All of us around the Chamber have really good instincts about what needs to happen. We want peace for the Palestinian people and the Israelis. It is a tragedy and a blight on the international community that, six months after the end of last summer’s Gaza conflict, people in Gaza are still suffering as a result of a humanitarian crisis.
I would not often say this, but I want to recognise the British Government for continuing to support humanitarian efforts. However, I have one or two questions for the Minister. When he replies, will he comment on the United Nations Relief and Works Agency’s recent statement that only $135 million in pledges have been received from donor countries, leaving a shortfall of nearly $600 million? That means that assistance programmes have been suspended. All of us want a quick response to the crisis facing the people of Gaza, although hopefully it is only a short-term one.
Efforts to reconstruct Gaza in the longer term throw up greater challenges, some of which have been addressed today. I would like the Minister to comment on the remarks made not by the Israeli Government or any other country in the area but the UN Under-Secretary-General, Mr Feltman, who expressed alarm at the reports of Hamas rearming. He said that there were “dangerous developments” in the area. Given the general acceptance that under the Oslo accords there should be a demilitarisation policy, will the Minister comment?
I want the cycle of violence to be broken. I will not be in the next Parliament; but Members cannot return again and again to discuss the aftermath of yet another conflict in Gaza. Given what the UN Under-Secretary-General said, there is potential for that to happen. I hope the Minister—or, indeed, my hon. Friend the shadow Minister, when, as I hope, he assumes a ministerial role—will continue working with the UN to deter the continued arming of the Hamas regime.
Britain has much to do. It is a question of encouraging Israel and President Abbas; looking towards work with Egypt, the Quartet and the Arab League; and coming together to make Hamas face the real choices it has if it wants to open up Gaza in the best interests of its people. Even the Arab League secretary-general, Nabil Elaraby, said on Sunday that the dispute between Hamas and the Palestinian Authority was hindering efforts to reconstruct in Gaza. He told the London-based paper Al-Hayat that the Arab League was holding consultations with donor countries. However, he also said:
“The internal differences and the absence of cooperation between the Palestinian Authority and Hamas are behind the delay in reconstructing the Gaza Strip”.

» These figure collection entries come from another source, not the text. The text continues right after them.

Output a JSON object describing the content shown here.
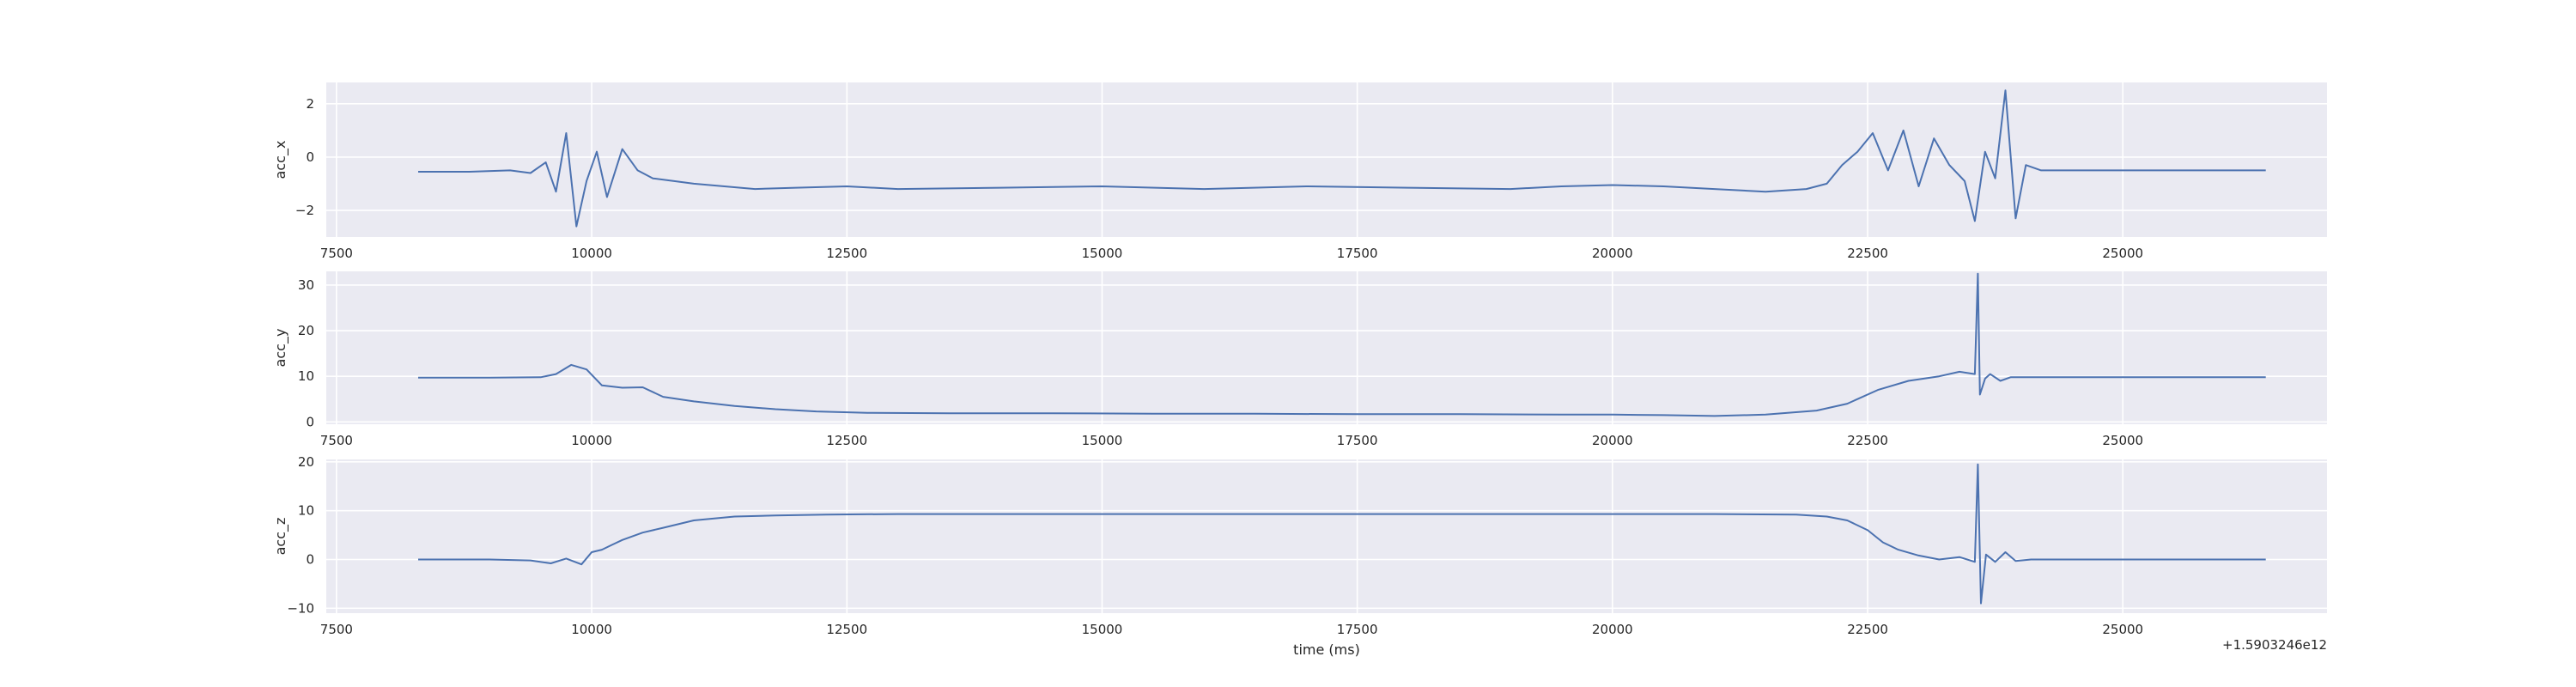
{
  "figure": {
    "background": "#ffffff",
    "plot_background": "#eaeaf2",
    "grid_color": "#ffffff",
    "line_color": "#4c72b0"
  },
  "chart_data": [
    {
      "type": "line",
      "title": "",
      "xlabel": "",
      "ylabel": "acc_x",
      "x_offset_label": "",
      "xlim": [
        7400,
        27000
      ],
      "ylim": [
        -3,
        2.8
      ],
      "xticks": [
        7500,
        10000,
        12500,
        15000,
        17500,
        20000,
        22500,
        25000
      ],
      "yticks": [
        -2,
        0,
        2
      ],
      "grid": true,
      "series": [
        {
          "x": [
            8300,
            8800,
            9200,
            9400,
            9550,
            9650,
            9750,
            9850,
            9950,
            10050,
            10150,
            10300,
            10450,
            10600,
            10800,
            11000,
            11300,
            11600,
            12000,
            12500,
            13000,
            14000,
            15000,
            16000,
            17000,
            18000,
            19000,
            19500,
            20000,
            20500,
            21000,
            21500,
            21900,
            22100,
            22250,
            22400,
            22550,
            22700,
            22850,
            23000,
            23150,
            23300,
            23450,
            23550,
            23650,
            23750,
            23850,
            23950,
            24050,
            24200,
            24500,
            25000,
            25500,
            26000,
            26400
          ],
          "values": [
            -0.55,
            -0.55,
            -0.5,
            -0.6,
            -0.2,
            -1.3,
            0.9,
            -2.6,
            -0.9,
            0.2,
            -1.5,
            0.3,
            -0.5,
            -0.8,
            -0.9,
            -1.0,
            -1.1,
            -1.2,
            -1.15,
            -1.1,
            -1.2,
            -1.15,
            -1.1,
            -1.2,
            -1.1,
            -1.15,
            -1.2,
            -1.1,
            -1.05,
            -1.1,
            -1.2,
            -1.3,
            -1.2,
            -1.0,
            -0.3,
            0.2,
            0.9,
            -0.5,
            1.0,
            -1.1,
            0.7,
            -0.3,
            -0.9,
            -2.4,
            0.2,
            -0.8,
            2.5,
            -2.3,
            -0.3,
            -0.5,
            -0.5,
            -0.5,
            -0.5,
            -0.5,
            -0.5
          ]
        }
      ]
    },
    {
      "type": "line",
      "title": "",
      "xlabel": "",
      "ylabel": "acc_y",
      "x_offset_label": "",
      "xlim": [
        7400,
        27000
      ],
      "ylim": [
        -0.5,
        33
      ],
      "xticks": [
        7500,
        10000,
        12500,
        15000,
        17500,
        20000,
        22500,
        25000
      ],
      "yticks": [
        0,
        10,
        20,
        30
      ],
      "grid": true,
      "series": [
        {
          "x": [
            8300,
            9000,
            9500,
            9650,
            9800,
            9950,
            10100,
            10300,
            10500,
            10700,
            11000,
            11400,
            11800,
            12200,
            12700,
            13500,
            14500,
            15500,
            16500,
            17500,
            18500,
            19500,
            20000,
            20500,
            21000,
            21500,
            22000,
            22300,
            22600,
            22900,
            23200,
            23400,
            23550,
            23580,
            23600,
            23650,
            23700,
            23800,
            23900,
            24100,
            24500,
            25000,
            25500,
            26000,
            26400
          ],
          "values": [
            9.7,
            9.7,
            9.8,
            10.5,
            12.5,
            11.5,
            8.0,
            7.5,
            7.6,
            5.5,
            4.5,
            3.5,
            2.8,
            2.3,
            2.0,
            1.9,
            1.9,
            1.8,
            1.8,
            1.7,
            1.7,
            1.6,
            1.6,
            1.5,
            1.3,
            1.6,
            2.5,
            4.0,
            7.0,
            9.0,
            10.0,
            11.0,
            10.5,
            32.5,
            6.0,
            9.5,
            10.5,
            9.0,
            9.8,
            9.8,
            9.8,
            9.8,
            9.8,
            9.8,
            9.8
          ]
        }
      ]
    },
    {
      "type": "line",
      "title": "",
      "xlabel": "time (ms)",
      "ylabel": "acc_z",
      "x_offset_label": "+1.5903246e12",
      "xlim": [
        7400,
        27000
      ],
      "ylim": [
        -11,
        20.5
      ],
      "xticks": [
        7500,
        10000,
        12500,
        15000,
        17500,
        20000,
        22500,
        25000
      ],
      "yticks": [
        -10,
        0,
        10,
        20
      ],
      "grid": true,
      "series": [
        {
          "x": [
            8300,
            9000,
            9400,
            9600,
            9750,
            9900,
            10000,
            10100,
            10200,
            10300,
            10500,
            10700,
            11000,
            11400,
            11800,
            12300,
            13000,
            14000,
            15000,
            16000,
            17000,
            18000,
            19000,
            20000,
            21000,
            21800,
            22100,
            22300,
            22500,
            22650,
            22800,
            23000,
            23200,
            23400,
            23550,
            23580,
            23610,
            23660,
            23750,
            23850,
            23950,
            24100,
            24500,
            25000,
            25500,
            26000,
            26400
          ],
          "values": [
            0.0,
            0.0,
            -0.2,
            -0.8,
            0.2,
            -1.0,
            1.5,
            2.0,
            3.0,
            4.0,
            5.5,
            6.5,
            8.0,
            8.8,
            9.0,
            9.2,
            9.3,
            9.3,
            9.3,
            9.3,
            9.3,
            9.3,
            9.3,
            9.3,
            9.3,
            9.2,
            8.8,
            8.0,
            6.0,
            3.5,
            2.0,
            0.8,
            0.0,
            0.5,
            -0.5,
            19.5,
            -9.0,
            1.0,
            -0.5,
            1.5,
            -0.3,
            0.0,
            0.0,
            0.0,
            0.0,
            0.0,
            0.0
          ]
        }
      ]
    }
  ]
}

This morning I listened to an interview on Radio 4 with two mothers, one Gazan and one Israeli. The astounding thing was that, regardless of their views on the particularities of the current situation and what caused it, they both identified what it was doing to their children—Israeli and Gazan children. They both talked about its traumatic impact, even while there is supposed to be a ceasefire. Peace is not easy. It is really difficult, and we all, as people of good will, must play our part in it. That includes the UK Government.